LLMs: Testing the Unknowns that Seem to Know It All

Vimmi Walia and Manisha Mittal

Nagarro, India

As an Emerging QA practice lead at Nagarro, Vimmi is obliged to stay current ahead and develop my testing capabilities. She recently tested six applications based on Large Language Models (LLM) in a couple of months.

A good LLM test strategy requires the tester to open the black box and look inside. We must understand new technical concepts like embeddings and mappings, token limits, and temperature. We need to learn the functions in the product, and sometimes we must go into the code to identify potential issues and vulnerabilities. Learning to code helps too.

An excellent test strategy focuses on what can go wrong. Through experience, we’ve noticed problems and risks common to LLM-based applications: hallucinations, deception, security breaches, biases, explainability issues — and test coverage that’s insufficient to reveal them.

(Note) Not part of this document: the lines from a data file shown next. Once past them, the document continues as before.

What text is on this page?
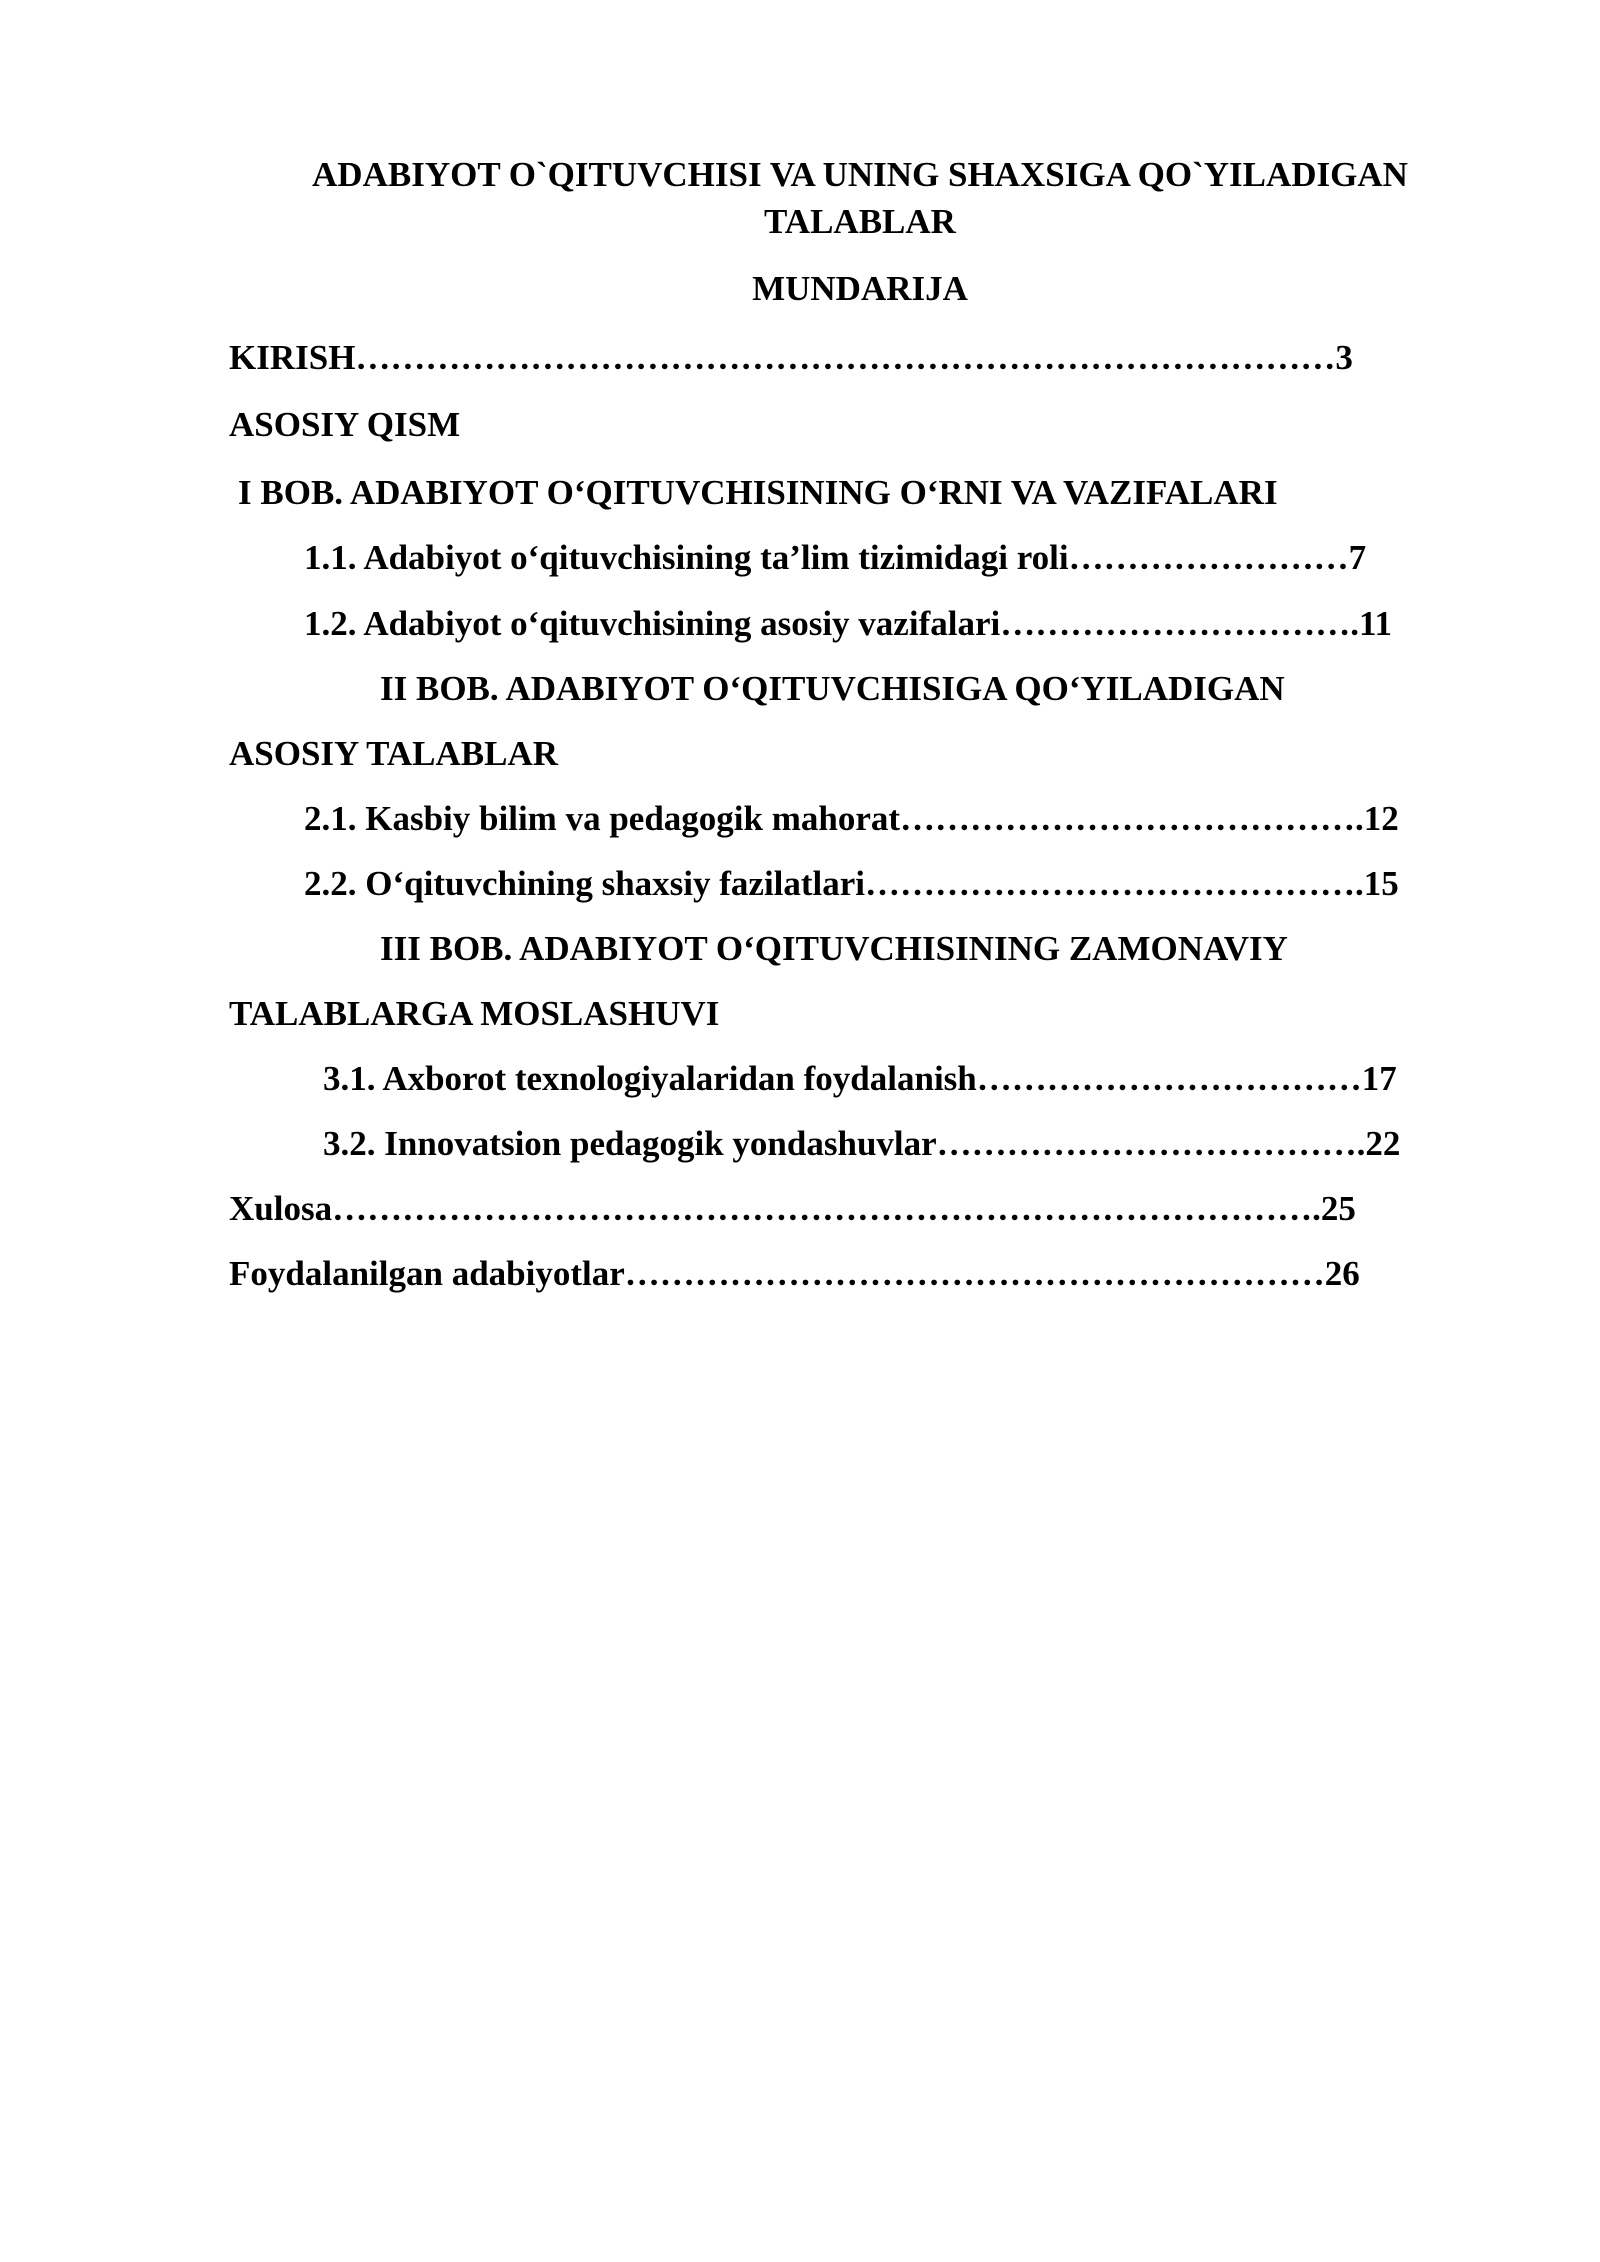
ADABIYOT O`QITUVCHISI VA UNING SHAXSIGA QO`YILADIGAN
TALABLAR
MUNDARIJA
KIRISH…………………………………………………………………………3
ASOSIY QISM
I BOB. ADABIYOT O‘QITUVCHISINING O‘RNI VA VAZIFALARI
1.1. Adabiyot o‘qituvchisining ta’lim tizimidagi roli……………………7
1.2. Adabiyot o‘qituvchisining asosiy vazifalari………………………….11
II BOB. ADABIYOT O‘QITUVCHISIGA QO‘YILADIGAN
ASOSIY TALABLAR
2.1. Kasbiy bilim va pedagogik mahorat………………………………….12
2.2. O‘qituvchining shaxsiy fazilatlari…………………………………….15
III BOB. ADABIYOT O‘QITUVCHISINING ZAMONAVIY
TALABLARGA MOSLASHUVI
3.1. Axborot texnologiyalaridan foydalanish……………………………17
3.2. Innovatsion pedagogik yondashuvlar……………………………….22
Xulosa………………………………………………………………………….25
Foydalanilgan adabiyotlar……………………………………………………26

In this talk, we’ll share my experiences and a few practices we’ve found helpful, including

  • Checking for biases like race, gender, and ethnicity
  • Testing model robustness by varying query syntax, semantics, and response length; adding distractors; and asking malicious questions.
  • Validating responses with sources of reliable information.
  • Security testing for prompt injections, insecure output handling, poisoned training data, permission issues, data leakage, and more.

 

In this talk, using a sample LLM-based application, we will show how we can test these models. We’ll share my experiences, challenges, learnings, practices, and quick bites on how to test LLM-based applications effectively. We’ll help you to develop a basic understanding of generative AI and LLMs through play and example scenarios, and show a live demo of search and conversations. You may see a bit of Python code, too. Then we’ll talk about risks associated with LLMs and how you can address them in your test strategy.

About Me!

Vimmi Walia

Principal Consultant – Nagarro, India

A seasoned technologist, and a continuous learner, Vimmi has more than 16 years of experience in software engineering. She is leading Centre of Quality Excellence and working as head of Emerging QA and Performance Engineering practice at Nagarro.

A passionate QA, blogger, trainer, speaker, Vimmi is dynamic, self-motivated leader and believes in delivering value driven software quality. She has deep knowledge and experience in AI testing, Performance Testing, Test Automation, DevOps and proven QA delivery experience in different SDLC models like Agile, V model, waterfall. She is passionate about community driven learning specially in the area of technology. She is leading the local chapter for Ministry of Testing, esteemed member on advisory board for CPSAT and active speaker on renowned QA communities like EuroSTAR, STeP-IN, QAI STC, AgileTestingAlliance.

Manisha Mittal

Principal Consultant – Nagarro, India

In the wild world of QA engineering, my job description read something like: Embrace your inner creator! Hunt for flaws, and you must break the system. For the past 17 years, I’ve been bending, twisting, and stretching systems through various types of testing to ensure they last longer and stay user-friendly. It’s like giving our digital devices a daily workout, but without the sweatbands.

My journey can be summed up as a quest for excellence, where I’ve worked in various domains & strong track record in leadership and management. I lead and manage diverse groups at Nagarro. From juggling code monkeys to taming the QA lions, my leadership skills are being tested every day. Furthermore, I’m on a quest for personal growth that’s more persistent than a raccoon raiding a trash can at midnight. I’m always hungry for knowledge and like a tech-hungry squirrel, I never miss a chance to stay ahead of the curve in the ever-changing world of new technologies!